Le défenseur Serge Aurier est en pleine tempête médiatique et sportive suite à la diffusion d’une vidéo où il insulte son entraîneur au Paris Saint-Germain (PSG), Laurent Blanc, et certains coéquipiers au PSG. L’Ivoirien, toujours naturel et avenant, a parfois du mal ne pas franchir certaines limites.

« Mes parents recevaient beaucoup de courriers parce que je foutais la merde à l’école et ça, ça les agaçait. » Mars 2014. Serge Aurier, alors défenseur au Toulouse FC, se livre à un monologue au micro de RFI. Dix minutes durant lesquelles l’Ivoirien raconte, sans s’interrompre, ses années de formation au RC Lens… Une volubilité très rare chez un footballeur et un langage fleuri qui trahissent déjà un naturel désarmant.

Sur ses jeunes années, il ajoute, toujours mi-amusé, mi-sérieux : « Je n’avais pas du tout envie de quitter (mon ancien club) Villepinte (pour aller à Lens) parce que j’avais tous mes potes là-bas, en Seine-Saint-Denis, et qu’il n’y a pas mieux que le fait d’être avec tous ses potes. »

Une nouvelle star qui ne se prend pas « au sérieux »

Au cours des deux dernières années, Serge Aurier a disputé la Coupe du monde 2014 avec la Côte d’Ivoire et gagné la Coupe d’Afrique des nations 2015 ; il s’est engagé  avec le Paris Saint-Germain et s’y est imposé après une première saison délicate. Malgré cela, il faut croire que le défenseur est resté le gamin, né en Côte d’Ivoire mais élevé en région parisienne, qui se prend rarement « au sérieux ».

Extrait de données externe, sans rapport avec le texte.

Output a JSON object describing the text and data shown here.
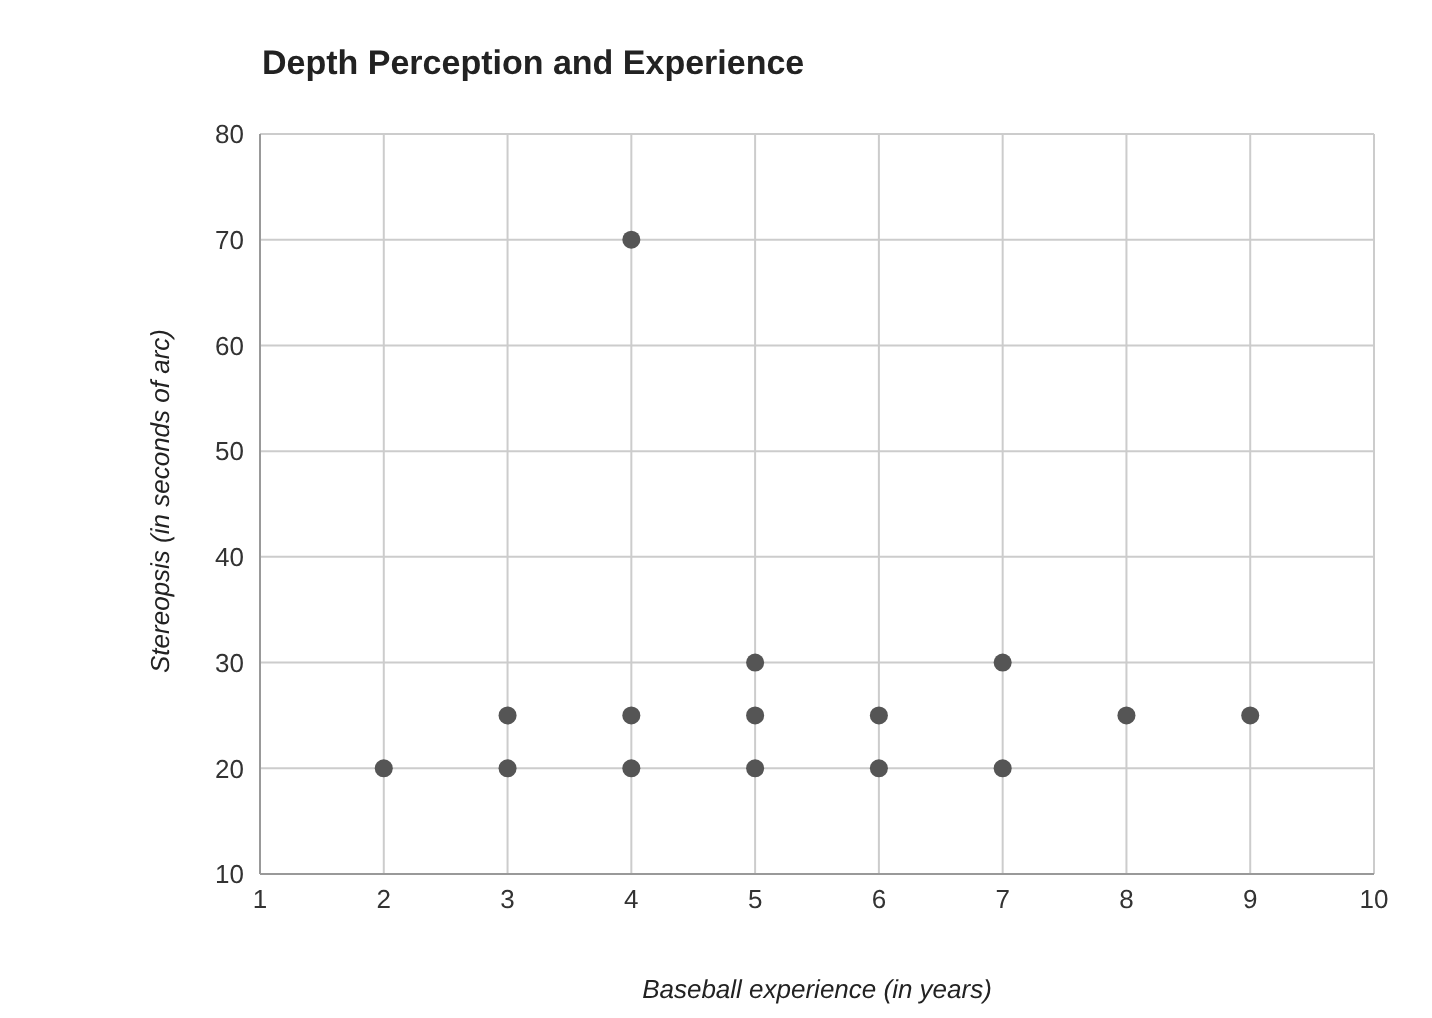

C’est ce qui transparait nettement dans la vidéo de la polémique, diffusée via l’application Periscope, le samedi 13 février 2016. On y voit Serge Aurier et un de ses amis, enchaîner en direct pendant plus de 40 minutes les dédicaces à des fans, des chansons de rap, et des réponses plus ou moins virulentes aux questions des Internautes sur le PSG. Le tout entre deux fou-rires et les vapeurs de narguilé fumé par son « pote ».

Inconscient

Serge Aurier, survêtement du PSG sur les épaules, se montre tantôt humble (« non, je ne suis pas le meilleur latéral droit du monde »), tantôt brutal (« Il [Laurent Blanc] lui prend les couilles [de Zlatan Ibrahimovic] mon frère, il prend tout cousin! »).

Serge Aurier comprend-il que des milliers de personnes suivent alors son direct via Periscope ? Ou est-il habité par un sentiment de toute-puissance et d’impunité ? Depuis le début de la saison, le joueur de 23 ans est en effet noyé sous un déluge permanent d’éloges. Sa réussite et celle du PSG étaient quasi-totales avant cette épisode. Le champion d’Afrique porte les couleurs de son club de cœur ; tout lui réussit, tout le monde l’adore. Dè lors, de qui et de quoi se méfier ?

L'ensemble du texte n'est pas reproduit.